If the recommendations are followed and accepted, a new area slightly smaller than the National Elk Refuge would be closed to cross-country skiing and human presence generally during the winter months. These areas are fragmented, occurring sporadically around the range.
In fact, the suggested closures were also designed with skiing in mind: 95% of âhigh value ski areasâ identified through a collaborative community process would remain open. Yet at the same time, the suggested protections would also permanently preserve much of the Teton Range sheep’s winter habitat – terrain they could give up if shared with skiers.
“It would protect half of the bighorn sheep’s habitat,” Wyoming Game and Fish Department wildlife biologist Aly Courtemanch told the Jackson Hole Daily.

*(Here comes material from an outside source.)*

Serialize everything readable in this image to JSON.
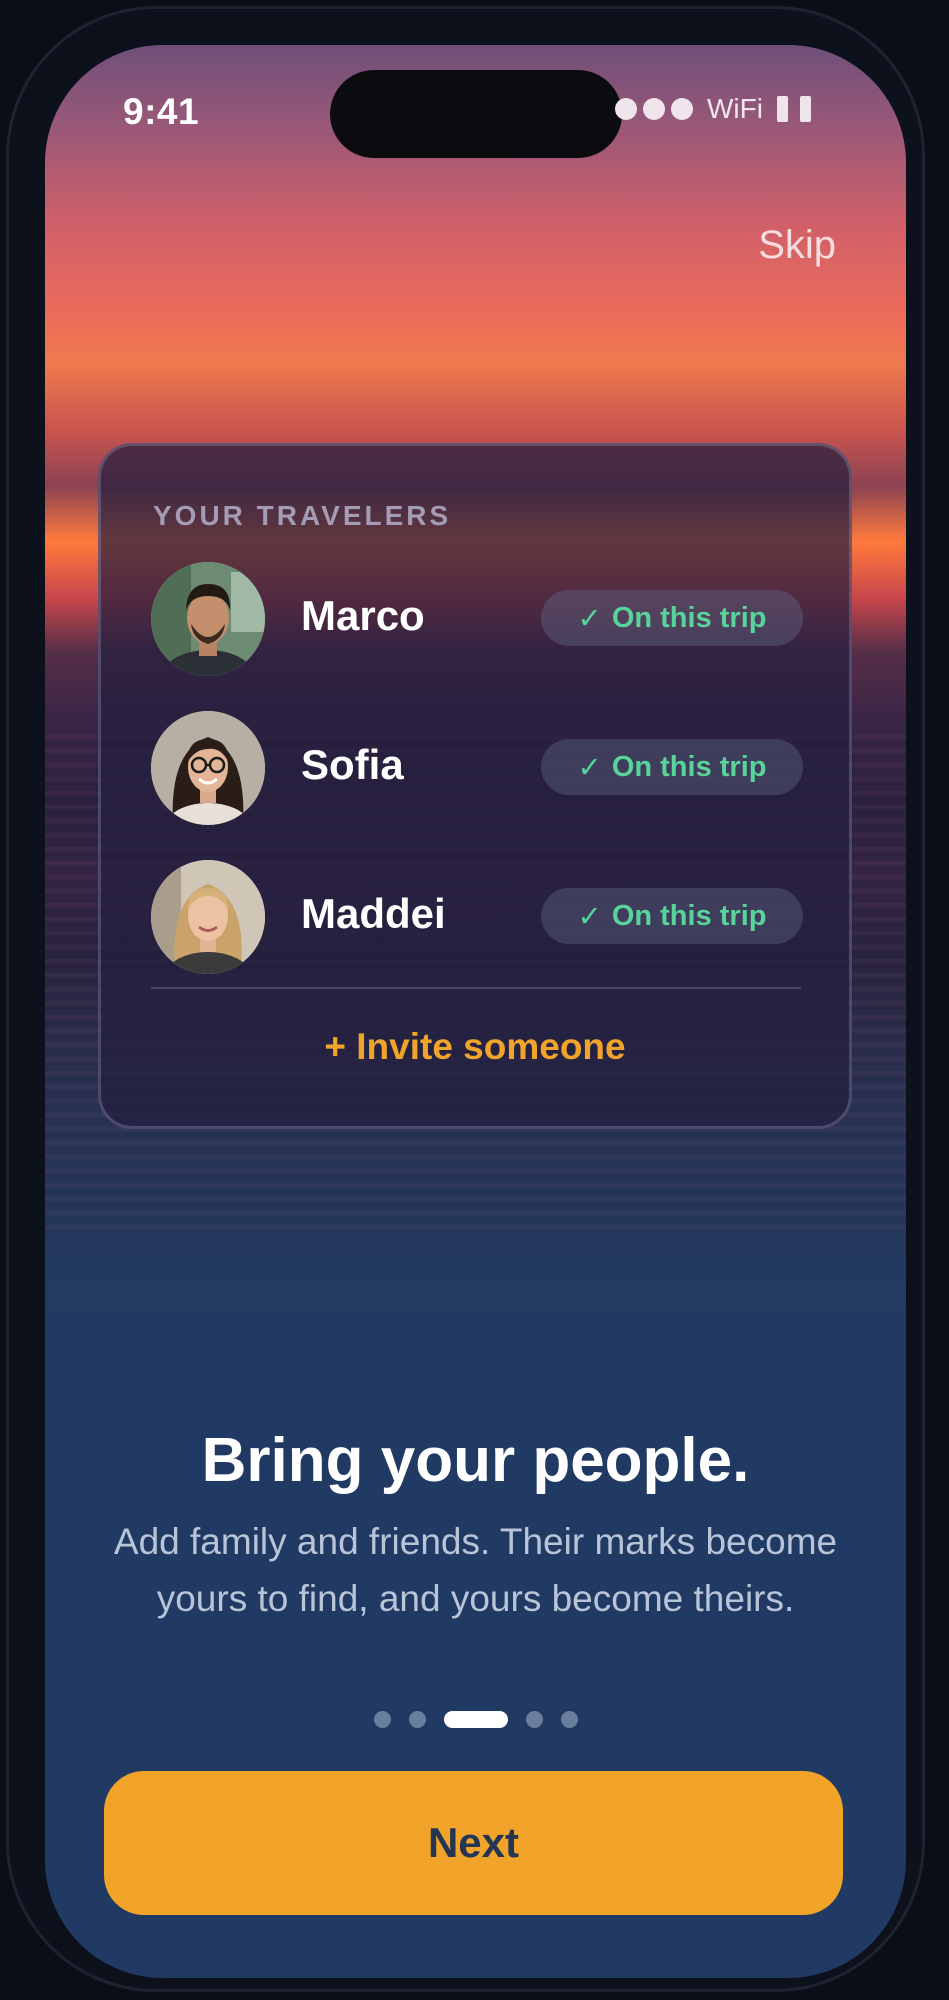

Designating closures on only half of the high-quality habitat, she added, may not seem like a lot.
âBut in fact a lot of the areas that we don’t offer as habitat are areas where it’s really inaccessible to recreate,â Courtemnch said. “So we don’t think it’s necessary to close these areas.”
The new winter closures aren’t the only recommendations that emerged from a long planning process led by a Teton Range Bighorn Sheep Task Force. This group also recommended that land managers in Grand Teton National Park designate specific travel routes, where split skiers and snowboarders would be limited to a skin trail traversing important sheep habitat set aside to reach terrain. ski area open. Another strategy endorsed in the task force’s 100-page report includes stepping up education on how ski touring influences the bighorn sheep. As an example, they recommend adding signage at the top of popular ski lines like the Banana Couloir.
Courtemanch studied how bighorn sheep and off-piste skiers interact in the Tetons for his graduate degree at the University of Wyoming from 2008.